Shaping Princeton’s Landscape

The Alumni Weekly provides these pages to the president

One of Princeton’s natural treasures, a stream to the east of Washington Road, has recently been restored.

One of Princeton’s natural treasures, a stream to the east of Washington Road, has recently been restored.

Published Jan. 21, 2016

As I write, the cherry trees are blossoming near Firestone Library, the daffodils are at their peak in Prospect Garden, and the magnolias are poised to open on Scudder Plaza—harbingers of an early spring. Soon the campus will be in leaf, reflecting the collaboration between nature’s bounty and past and present groundskeepers, gardeners, and landscape architects.

The beginnings of this fruitful partnership can be traced to 1765, when the Board of Trustees requested one of its members to “procure a number of buttonwood trees … in order to be planted round the college yard,” but Princeton’s landscape was first systematically cultivated under President James McCosh, an avid gardener who sought to recreate the noble parks that dotted his native Britain. Princeton’s first consulting landscape architect was one of our nation’s best. Between 1912 and 1943, Beatrix Farrand, the only woman to co-found the American Society of Landscape Architects, worked closely with the University’s first supervising architect, Ralph Adams Cram, and his successor, Stephen Voorhees ’00, to create the harmonious marriage of plant and stone we know today.

The landscape she bequeathed to us is beautiful as well as practical. Writing more than 80 years ago, she noted, “Spaces must be kept free, walks must lead where the traffic requirements make them necessary, and nothing should be attempted in the way of ornamentation which is either flimsy in character or inappropriate to the use of many thousands of young men.” Hence her abundant use of wall plants, be it “a varied mass of ivy” or “garlands of wisteria” or “the pink weeping cherry and climbing hydrangea”; her preference for plantings, such as evergreens, that would complement the academic year; and her avoidance of self-indulgent touches that could interfere with the lines and purposes of Princeton’s architecture. Today, every effort has been made to preserve her vision, most recently along Blair Walk, where the flagstones and border of Japanese yews have been painstakingly restored. More broadly, we continue to foster what Cram described as “the revelation of the unexpected”—broad vistas and intimate spaces that offer glimpses of the whole while accentuating the uniqueness of Princeton’s parts.

Examples of the former include the forceful east-west axes of Shapiro and Goheen Walks; the view from Streicker Bridge on Washington Road, which stretches to Cleveland Tower on the grounds of the Graduate College; and the future home of the Lewis Center for the Arts, which will anchor a southern extension of Blair Walk while opening a new approach to the east along Baker Lane. Conversely, Princeton remains committed to creating relatively secluded spots that serve as quiet havens or as a means of drawing together academic and residential subsets of our University community. There is, for example, the serene memorial garden created to honor the 13 alumni who lost their lives on September 11, 2001; the grassy amphitheater that surprises visitors to the newly reconstructed Butler College; and, looking to the future, the multi-level gardens of the Andlinger Center for Energy and the Environment. The plan for this site calls for three buildings that will, in effect, become the gardens’ walls, with the gardens themselves bringing light and greenery to even the below-grade level of the complex. Befitting a center focused on environmental challenges, nature will be immediately accessible to all who work there.

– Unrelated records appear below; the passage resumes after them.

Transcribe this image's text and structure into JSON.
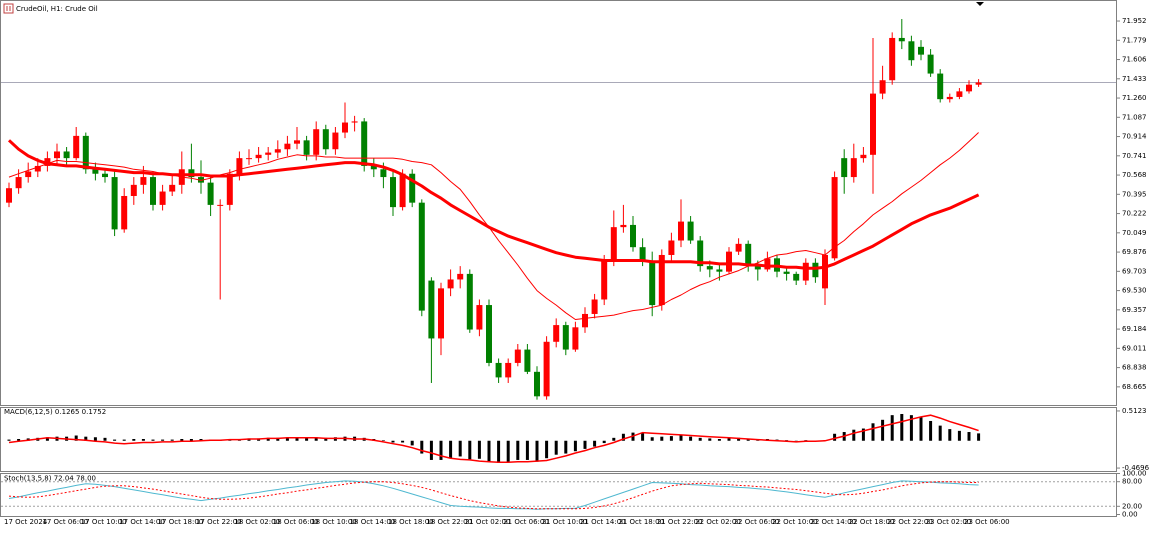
{
  "header": {
    "title": "CrudeOil, H1: Crude Oil"
  },
  "chart_data": [
    {
      "type": "candlestick",
      "categories": [
        "17 Oct 2024",
        null,
        null,
        null,
        "17 Oct 06:00",
        null,
        null,
        null,
        "17 Oct 10:00",
        null,
        null,
        null,
        "17 Oct 14:00",
        null,
        null,
        null,
        "17 Oct 18:00",
        null,
        null,
        null,
        "17 Oct 22:00",
        null,
        null,
        null,
        "18 Oct 02:00",
        null,
        null,
        null,
        "18 Oct 06:00",
        null,
        null,
        null,
        "18 Oct 10:00",
        null,
        null,
        null,
        "18 Oct 14:00",
        null,
        null,
        null,
        "18 Oct 18:00",
        null,
        null,
        null,
        "18 Oct 22:00",
        null,
        null,
        null,
        "21 Oct 02:00",
        null,
        null,
        null,
        "21 Oct 06:00",
        null,
        null,
        null,
        "21 Oct 10:00",
        null,
        null,
        null,
        "21 Oct 14:00",
        null,
        null,
        null,
        "21 Oct 18:00",
        null,
        null,
        null,
        "21 Oct 22:00",
        null,
        null,
        null,
        "22 Oct 02:00",
        null,
        null,
        null,
        "22 Oct 06:00",
        null,
        null,
        null,
        "22 Oct 10:00",
        null,
        null,
        null,
        "22 Oct 14:00",
        null,
        null,
        null,
        "22 Oct 18:00",
        null,
        null,
        null,
        "22 Oct 22:00",
        null,
        null,
        null,
        "23 Oct 02:00",
        null,
        null,
        null,
        "23 Oct 06:00",
        null
      ],
      "open": [
        70.32,
        70.45,
        70.55,
        70.6,
        70.65,
        70.72,
        70.78,
        70.72,
        70.92,
        70.62,
        70.58,
        70.55,
        70.08,
        70.38,
        70.48,
        70.55,
        70.3,
        70.42,
        70.48,
        70.62,
        70.55,
        70.5,
        70.3,
        70.3,
        70.58,
        70.72,
        70.72,
        70.75,
        70.77,
        70.8,
        70.85,
        70.88,
        70.75,
        70.98,
        70.8,
        70.95,
        71.04,
        71.05,
        70.65,
        70.62,
        70.55,
        70.28,
        70.58,
        70.32,
        69.62,
        69.1,
        69.55,
        69.63,
        69.68,
        69.18,
        69.4,
        68.88,
        68.75,
        68.88,
        69.0,
        68.8,
        68.58,
        69.07,
        69.22,
        69.0,
        69.2,
        69.32,
        69.45,
        69.8,
        70.1,
        70.12,
        69.92,
        69.8,
        69.4,
        69.85,
        69.98,
        70.15,
        69.98,
        69.75,
        69.72,
        69.7,
        69.88,
        69.95,
        69.75,
        69.72,
        69.82,
        69.7,
        69.68,
        69.62,
        69.78,
        69.55,
        69.82,
        70.72,
        70.55,
        70.72,
        70.75,
        71.3,
        71.42,
        71.8,
        71.77,
        71.72,
        71.65,
        71.48,
        71.25,
        71.27,
        71.32,
        71.38
      ],
      "high": [
        70.5,
        70.62,
        70.68,
        70.72,
        70.78,
        70.85,
        70.82,
        71.0,
        70.95,
        70.68,
        70.62,
        70.6,
        70.45,
        70.55,
        70.65,
        70.6,
        70.48,
        70.58,
        70.78,
        70.85,
        70.7,
        70.55,
        70.35,
        70.62,
        70.78,
        70.8,
        70.82,
        70.82,
        70.88,
        70.92,
        71.0,
        70.92,
        71.05,
        71.02,
        71.0,
        71.22,
        71.1,
        71.08,
        70.72,
        70.68,
        70.6,
        70.62,
        70.62,
        70.35,
        69.65,
        69.6,
        69.72,
        69.75,
        69.72,
        69.45,
        69.45,
        68.92,
        68.92,
        69.05,
        69.05,
        68.85,
        69.12,
        69.28,
        69.25,
        69.25,
        69.38,
        69.5,
        69.85,
        70.25,
        70.3,
        70.2,
        70.0,
        69.88,
        69.9,
        70.05,
        70.35,
        70.2,
        70.02,
        69.8,
        69.78,
        69.92,
        70.0,
        69.98,
        69.8,
        69.88,
        69.85,
        69.75,
        69.7,
        69.82,
        69.82,
        69.9,
        70.6,
        70.8,
        70.85,
        70.82,
        71.8,
        71.55,
        71.85,
        71.97,
        71.82,
        71.78,
        71.7,
        71.52,
        71.3,
        71.35,
        71.42,
        71.43
      ],
      "low": [
        70.28,
        70.4,
        70.5,
        70.55,
        70.6,
        70.66,
        70.65,
        70.7,
        70.58,
        70.52,
        70.5,
        70.02,
        70.05,
        70.3,
        70.4,
        70.25,
        70.25,
        70.38,
        70.4,
        70.5,
        70.4,
        70.2,
        69.45,
        70.25,
        70.52,
        70.66,
        70.68,
        70.7,
        70.72,
        70.74,
        70.8,
        70.7,
        70.7,
        70.75,
        70.75,
        70.9,
        70.96,
        70.6,
        70.55,
        70.45,
        70.2,
        70.25,
        70.28,
        69.3,
        68.7,
        68.95,
        69.48,
        69.55,
        69.15,
        69.12,
        68.85,
        68.7,
        68.7,
        68.85,
        68.78,
        68.55,
        68.55,
        69.02,
        68.95,
        68.98,
        69.15,
        69.28,
        69.4,
        69.75,
        70.05,
        69.88,
        69.75,
        69.3,
        69.35,
        69.8,
        69.92,
        69.95,
        69.7,
        69.65,
        69.62,
        69.68,
        69.85,
        69.7,
        69.62,
        69.7,
        69.65,
        69.62,
        69.58,
        69.58,
        69.6,
        69.4,
        69.8,
        70.4,
        70.5,
        70.68,
        70.4,
        71.25,
        71.38,
        71.7,
        71.55,
        71.6,
        71.45,
        71.22,
        71.22,
        71.25,
        71.3,
        71.36
      ],
      "close": [
        70.45,
        70.55,
        70.6,
        70.65,
        70.72,
        70.78,
        70.72,
        70.92,
        70.62,
        70.58,
        70.55,
        70.08,
        70.38,
        70.48,
        70.55,
        70.3,
        70.42,
        70.48,
        70.62,
        70.55,
        70.5,
        70.3,
        70.3,
        70.58,
        70.72,
        70.72,
        70.75,
        70.77,
        70.8,
        70.85,
        70.88,
        70.75,
        70.98,
        70.8,
        70.95,
        71.04,
        71.05,
        70.65,
        70.62,
        70.55,
        70.28,
        70.58,
        70.32,
        69.35,
        69.1,
        69.55,
        69.63,
        69.68,
        69.18,
        69.4,
        68.88,
        68.75,
        68.88,
        69.0,
        68.8,
        68.58,
        69.07,
        69.22,
        69.0,
        69.2,
        69.32,
        69.45,
        69.8,
        70.1,
        70.12,
        69.92,
        69.8,
        69.4,
        69.85,
        69.98,
        70.15,
        69.98,
        69.75,
        69.72,
        69.7,
        69.88,
        69.95,
        69.75,
        69.72,
        69.82,
        69.7,
        69.68,
        69.62,
        69.78,
        69.65,
        69.85,
        70.55,
        70.55,
        70.72,
        70.75,
        71.3,
        71.42,
        71.8,
        71.77,
        71.6,
        71.65,
        71.48,
        71.25,
        71.27,
        71.32,
        71.38,
        71.4
      ],
      "up_color": "#ff0000",
      "down_color": "#008000",
      "overlays": [
        {
          "color": "#ff0000",
          "width": 1,
          "values": [
            70.55,
            70.58,
            70.61,
            70.64,
            70.67,
            70.7,
            70.69,
            70.69,
            70.68,
            70.67,
            70.66,
            70.65,
            70.64,
            70.62,
            70.61,
            70.6,
            70.58,
            70.57,
            70.55,
            70.54,
            70.52,
            70.54,
            70.57,
            70.59,
            70.62,
            70.64,
            70.66,
            70.68,
            70.71,
            70.73,
            70.75,
            70.74,
            70.74,
            70.73,
            70.73,
            70.72,
            70.72,
            70.72,
            70.72,
            70.72,
            70.72,
            70.71,
            70.69,
            70.68,
            70.66,
            70.59,
            70.51,
            70.44,
            70.33,
            70.21,
            70.1,
            69.98,
            69.87,
            69.76,
            69.64,
            69.53,
            69.46,
            69.4,
            69.33,
            69.27,
            69.28,
            69.29,
            69.3,
            69.31,
            69.33,
            69.35,
            69.36,
            69.38,
            69.4,
            69.45,
            69.49,
            69.54,
            69.58,
            69.61,
            69.65,
            69.68,
            69.71,
            69.75,
            69.78,
            69.82,
            69.85,
            69.86,
            69.88,
            69.89,
            69.87,
            69.85,
            69.92,
            69.98,
            70.06,
            70.13,
            70.21,
            70.27,
            70.33,
            70.4,
            70.46,
            70.52,
            70.59,
            70.66,
            70.72,
            70.79,
            70.87,
            70.95
          ]
        },
        {
          "color": "#ff0000",
          "width": 3,
          "values": [
            70.88,
            70.8,
            70.74,
            70.7,
            70.67,
            70.66,
            70.65,
            70.65,
            70.64,
            70.63,
            70.62,
            70.61,
            70.6,
            70.59,
            70.59,
            70.58,
            70.58,
            70.57,
            70.57,
            70.57,
            70.57,
            70.56,
            70.56,
            70.56,
            70.57,
            70.58,
            70.59,
            70.6,
            70.61,
            70.62,
            70.63,
            70.64,
            70.65,
            70.66,
            70.67,
            70.68,
            70.68,
            70.67,
            70.66,
            70.64,
            70.61,
            70.57,
            70.52,
            70.47,
            70.41,
            70.36,
            70.3,
            70.25,
            70.2,
            70.15,
            70.1,
            70.06,
            70.02,
            69.99,
            69.96,
            69.93,
            69.9,
            69.87,
            69.85,
            69.83,
            69.82,
            69.81,
            69.8,
            69.8,
            69.8,
            69.8,
            69.8,
            69.79,
            69.79,
            69.79,
            69.79,
            69.79,
            69.78,
            69.78,
            69.77,
            69.77,
            69.77,
            69.76,
            69.76,
            69.75,
            69.75,
            69.74,
            69.74,
            69.73,
            69.73,
            69.74,
            69.77,
            69.81,
            69.85,
            69.89,
            69.93,
            69.98,
            70.03,
            70.08,
            70.13,
            70.17,
            70.21,
            70.24,
            70.27,
            70.31,
            70.35,
            70.39
          ]
        }
      ],
      "ylim": [
        68.502,
        72.123
      ],
      "yticks": [
        71.952,
        71.779,
        71.606,
        71.433,
        {
          "value": 71.26,
          "label": "71.260"
        },
        71.087,
        70.914,
        70.741,
        70.568,
        70.395,
        70.222,
        70.049,
        69.876,
        69.703,
        {
          "value": 69.53,
          "label": "69.530"
        },
        69.357,
        69.184,
        69.011,
        68.838,
        68.665
      ]
    },
    {
      "type": "macd",
      "label": "MACD(6,12,5) 0.1265 0.1752",
      "histogram": [
        0.02,
        0.03,
        0.04,
        0.05,
        0.06,
        0.07,
        0.07,
        0.09,
        0.07,
        0.06,
        0.05,
        0.02,
        0.02,
        0.03,
        0.03,
        0.02,
        0.02,
        0.02,
        0.03,
        0.03,
        0.03,
        0.02,
        0.02,
        0.02,
        0.03,
        0.04,
        0.04,
        0.05,
        0.05,
        0.06,
        0.06,
        0.05,
        0.06,
        0.05,
        0.06,
        0.07,
        0.07,
        0.05,
        0.03,
        0.01,
        -0.03,
        -0.03,
        -0.08,
        -0.22,
        -0.33,
        -0.33,
        -0.3,
        -0.27,
        -0.32,
        -0.31,
        -0.36,
        -0.38,
        -0.36,
        -0.33,
        -0.33,
        -0.36,
        -0.3,
        -0.24,
        -0.22,
        -0.18,
        -0.14,
        -0.1,
        -0.04,
        0.05,
        0.12,
        0.14,
        0.13,
        0.06,
        0.07,
        0.08,
        0.09,
        0.07,
        0.05,
        0.04,
        0.03,
        0.04,
        0.05,
        0.03,
        0.02,
        0.03,
        0.02,
        0.01,
        0.0,
        0.01,
        0.0,
        0.01,
        0.12,
        0.15,
        0.19,
        0.21,
        0.3,
        0.36,
        0.44,
        0.46,
        0.44,
        0.4,
        0.34,
        0.26,
        0.2,
        0.17,
        0.15,
        0.1265
      ],
      "signal": [
        -0.03,
        -0.01,
        0.01,
        0.03,
        0.05,
        0.04,
        0.03,
        0.02,
        0.01,
        -0.01,
        -0.02,
        -0.04,
        -0.05,
        -0.04,
        -0.03,
        -0.03,
        -0.02,
        -0.02,
        -0.01,
        -0.01,
        0.0,
        0.01,
        0.01,
        0.02,
        0.02,
        0.03,
        0.03,
        0.04,
        0.04,
        0.05,
        0.05,
        0.05,
        0.05,
        0.04,
        0.04,
        0.04,
        0.03,
        0.03,
        0.01,
        -0.02,
        -0.05,
        -0.08,
        -0.12,
        -0.17,
        -0.21,
        -0.26,
        -0.3,
        -0.32,
        -0.33,
        -0.35,
        -0.36,
        -0.37,
        -0.37,
        -0.36,
        -0.36,
        -0.35,
        -0.34,
        -0.3,
        -0.26,
        -0.21,
        -0.17,
        -0.12,
        -0.08,
        -0.03,
        0.03,
        0.08,
        0.14,
        0.13,
        0.12,
        0.11,
        0.1,
        0.09,
        0.08,
        0.07,
        0.06,
        0.05,
        0.04,
        0.03,
        0.02,
        0.01,
        0.0,
        -0.01,
        -0.02,
        -0.01,
        -0.01,
        0.0,
        0.04,
        0.08,
        0.13,
        0.17,
        0.21,
        0.25,
        0.29,
        0.33,
        0.37,
        0.41,
        0.44,
        0.39,
        0.33,
        0.28,
        0.23,
        0.1752
      ],
      "bar_color": "#000000",
      "signal_color": "#ff0000",
      "ylim": [
        -0.52,
        0.563
      ],
      "yticks": [
        0.5123,
        -0.4696
      ]
    },
    {
      "type": "stochastic",
      "label": "Stoch(13,5,8) 72.04 78.00",
      "main": [
        39,
        43,
        48,
        53,
        57,
        62,
        66,
        71,
        75,
        74,
        71,
        68,
        64,
        60,
        56,
        52,
        48,
        44,
        40,
        37,
        34,
        37,
        40,
        44,
        47,
        51,
        54,
        58,
        61,
        65,
        68,
        72,
        75,
        78,
        80,
        82,
        81,
        79,
        75,
        70,
        64,
        57,
        50,
        43,
        36,
        29,
        22,
        20,
        19,
        18,
        16,
        15,
        15,
        14,
        14,
        13,
        14,
        14,
        15,
        15,
        22,
        30,
        38,
        46,
        54,
        62,
        70,
        78,
        77,
        76,
        75,
        73,
        72,
        70,
        69,
        68,
        66,
        65,
        63,
        61,
        58,
        55,
        52,
        48,
        45,
        42,
        47,
        53,
        58,
        63,
        68,
        73,
        78,
        82,
        81,
        80,
        79,
        77,
        76,
        75,
        73,
        72.04
      ],
      "signal": [
        45,
        43,
        42,
        43,
        46,
        50,
        54,
        58,
        62,
        66,
        69,
        70,
        70,
        68,
        65,
        62,
        58,
        54,
        50,
        46,
        42,
        39,
        37,
        37,
        38,
        40,
        43,
        46,
        50,
        53,
        57,
        60,
        64,
        67,
        71,
        74,
        77,
        79,
        80,
        80,
        78,
        75,
        71,
        66,
        60,
        53,
        46,
        40,
        34,
        29,
        25,
        21,
        18,
        16,
        15,
        14,
        14,
        14,
        14,
        14,
        15,
        17,
        21,
        26,
        33,
        41,
        49,
        57,
        64,
        70,
        73,
        75,
        76,
        75,
        74,
        73,
        71,
        70,
        68,
        67,
        65,
        63,
        61,
        58,
        55,
        52,
        49,
        48,
        49,
        52,
        56,
        60,
        65,
        70,
        74,
        77,
        79,
        80,
        80,
        79,
        78,
        78
      ],
      "main_color": "#4fb8d0",
      "signal_color": "#ff0000",
      "ylim": [
        0,
        100
      ],
      "yticks": [
        {
          "value": 100,
          "label": "100.00"
        },
        {
          "value": 80,
          "label": "80.00"
        },
        {
          "value": 20,
          "label": "20.00"
        },
        {
          "value": 0,
          "label": "0.00"
        }
      ]
    }
  ]
}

This is also true of the new Frick Chemistry Laboratory, but in a very different way. The second largest academic building on our campus is nestled in the woods that border Washington Road, which tempers the scale of this gleaming mass of glass and aluminum. It is here—and on the site of the emerging neuroscience and psychology buildings across the way—that the park-like Princeton of Farrand gives way to a wilder and, until quite recently, under-appreciated feature of our landscape. Indeed, the woods that occupy this area have assumed a new aesthetic and ecological importance as the University has expanded southward toward Lake Carnegie. Under Princeton’s 2008 Campus Plan and through the efforts of our current consulting landscape architect, Michael Van Valkenburgh Associates, the woods are being renewed and enlarged, creeping round the southern and western flanks of Whitman College and further up Elm Drive, to cite just two examples. Since 2007, we have seen a net increase of 1,956 trees on campus, and this, coupled with the creation of “rain gardens” and “green roofs,” has played a significant role in managing storm water and restoring threatened habitats. The most striking evidence of this rebalancing can be found on the eastern side of Washington Road, where a streambed extending from Streicker Bridge to Lake Carnegie has been rebuilt after many years of erosion due to poor storm water management.

Whether the human hand is barely apparent, as in these woods, or whether it has made its presence felt for generations, Princeton’s landscape is a source of endless delight and solace. And that is as it should be. As Farrand once put it, “No life is well rounded without the subtle inspiration of beauty … beauty brings to it refreshment and renewal.” Such is nature’s gift to Princeton, and the trust that falls to us as its custodians.